If you feel wiped out after every period or notice increasing fatigue over several months, low iron from blood loss is a likely explanation. A simple blood test can confirm it, and replenishing iron through diet or supplements usually resolves the symptoms over a few weeks.
How Heavy Clotting Is Evaluated
If your clots are regularly quarter-sized or larger, or your bleeding matches several of the heavy-flow markers above, a few straightforward tests can identify the cause. A pelvic exam checks for fibroids or structural changes. An ultrasound gives a clearer picture of the uterine wall and lining thickness. Blood work can reveal anemia, thyroid problems, or clotting disorders. In some cases, a small sample of the uterine lining is taken to check for hyperplasia or other changes.
Tracking your cycle for a few months before an appointment helps. Note how many pads or tampons you use per day, how often you see clots, and roughly how large they are. That information gives a much clearer picture than trying to recall details on the spot.
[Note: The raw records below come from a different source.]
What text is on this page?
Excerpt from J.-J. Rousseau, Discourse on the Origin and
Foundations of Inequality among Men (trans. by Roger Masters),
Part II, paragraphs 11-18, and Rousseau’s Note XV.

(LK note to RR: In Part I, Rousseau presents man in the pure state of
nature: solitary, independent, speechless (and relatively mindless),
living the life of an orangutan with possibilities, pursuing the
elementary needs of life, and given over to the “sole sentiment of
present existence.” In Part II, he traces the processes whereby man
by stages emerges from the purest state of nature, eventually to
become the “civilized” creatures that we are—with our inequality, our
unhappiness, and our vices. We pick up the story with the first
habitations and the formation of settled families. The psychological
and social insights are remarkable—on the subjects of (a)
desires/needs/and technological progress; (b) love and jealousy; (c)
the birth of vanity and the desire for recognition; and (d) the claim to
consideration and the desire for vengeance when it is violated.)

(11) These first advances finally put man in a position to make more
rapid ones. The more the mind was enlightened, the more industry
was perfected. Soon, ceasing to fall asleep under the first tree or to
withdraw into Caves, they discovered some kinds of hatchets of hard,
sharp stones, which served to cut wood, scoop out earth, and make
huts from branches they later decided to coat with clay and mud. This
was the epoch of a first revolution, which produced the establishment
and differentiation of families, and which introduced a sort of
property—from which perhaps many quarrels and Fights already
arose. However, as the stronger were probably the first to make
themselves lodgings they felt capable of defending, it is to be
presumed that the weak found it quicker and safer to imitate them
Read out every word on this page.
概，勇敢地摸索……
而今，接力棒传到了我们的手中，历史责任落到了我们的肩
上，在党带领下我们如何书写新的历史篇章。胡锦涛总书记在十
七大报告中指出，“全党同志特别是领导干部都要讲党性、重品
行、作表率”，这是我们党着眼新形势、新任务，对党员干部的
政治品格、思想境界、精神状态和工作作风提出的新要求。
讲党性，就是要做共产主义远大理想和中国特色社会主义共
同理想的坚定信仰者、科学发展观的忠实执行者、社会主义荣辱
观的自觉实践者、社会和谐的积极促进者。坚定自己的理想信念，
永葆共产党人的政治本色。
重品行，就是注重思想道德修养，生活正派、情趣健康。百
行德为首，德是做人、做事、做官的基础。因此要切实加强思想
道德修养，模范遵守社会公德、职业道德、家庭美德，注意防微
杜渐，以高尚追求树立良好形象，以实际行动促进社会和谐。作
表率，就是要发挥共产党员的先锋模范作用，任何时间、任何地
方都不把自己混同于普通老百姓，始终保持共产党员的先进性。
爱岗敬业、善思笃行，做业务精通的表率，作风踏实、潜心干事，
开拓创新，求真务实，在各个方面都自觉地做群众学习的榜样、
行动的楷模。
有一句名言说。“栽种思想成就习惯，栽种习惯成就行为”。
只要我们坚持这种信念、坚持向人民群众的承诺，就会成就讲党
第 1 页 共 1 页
Managing Heavy Periods and Clotting
Treatment depends on the underlying cause, but several options can reduce both bleeding volume and clot size. Anti-inflammatory pain relievers like ibuprofen and naproxen don’t just ease cramps. They also reduce menstrual blood loss. In studies, naproxen taken at the start of a period reduced blood loss by 37 to 54 mL compared to a placebo. Ibuprofen at adequate doses showed similar reductions.
A medication that helps blood clot more effectively, often prescribed specifically for heavy periods, has been shown to reduce menstrual blood loss even further. In one comparison, it decreased blood loss by an additional 73 mL per cycle beyond what anti-inflammatory drugs achieved alone.
Hormonal options work by regulating the cycle and thinning the uterine lining. Birth control pills, hormonal IUDs, and oral progesterone can all significantly reduce bleeding. A hormonal IUD is one of the most effective options for long-term management, since it delivers progesterone directly to the uterine lining. For fibroids or adenomyosis that don’t respond to medication, procedures to remove fibroids or, in severe cases, the uterus itself may be recommended.
Small clots on your heaviest days are a normal part of menstruation and don’t require any treatment. The line worth paying attention to is the quarter: if your clots are consistently that size or bigger, or you’re soaking through protection every hour or two, the cause is worth identifying because effective solutions exist for nearly every scenario.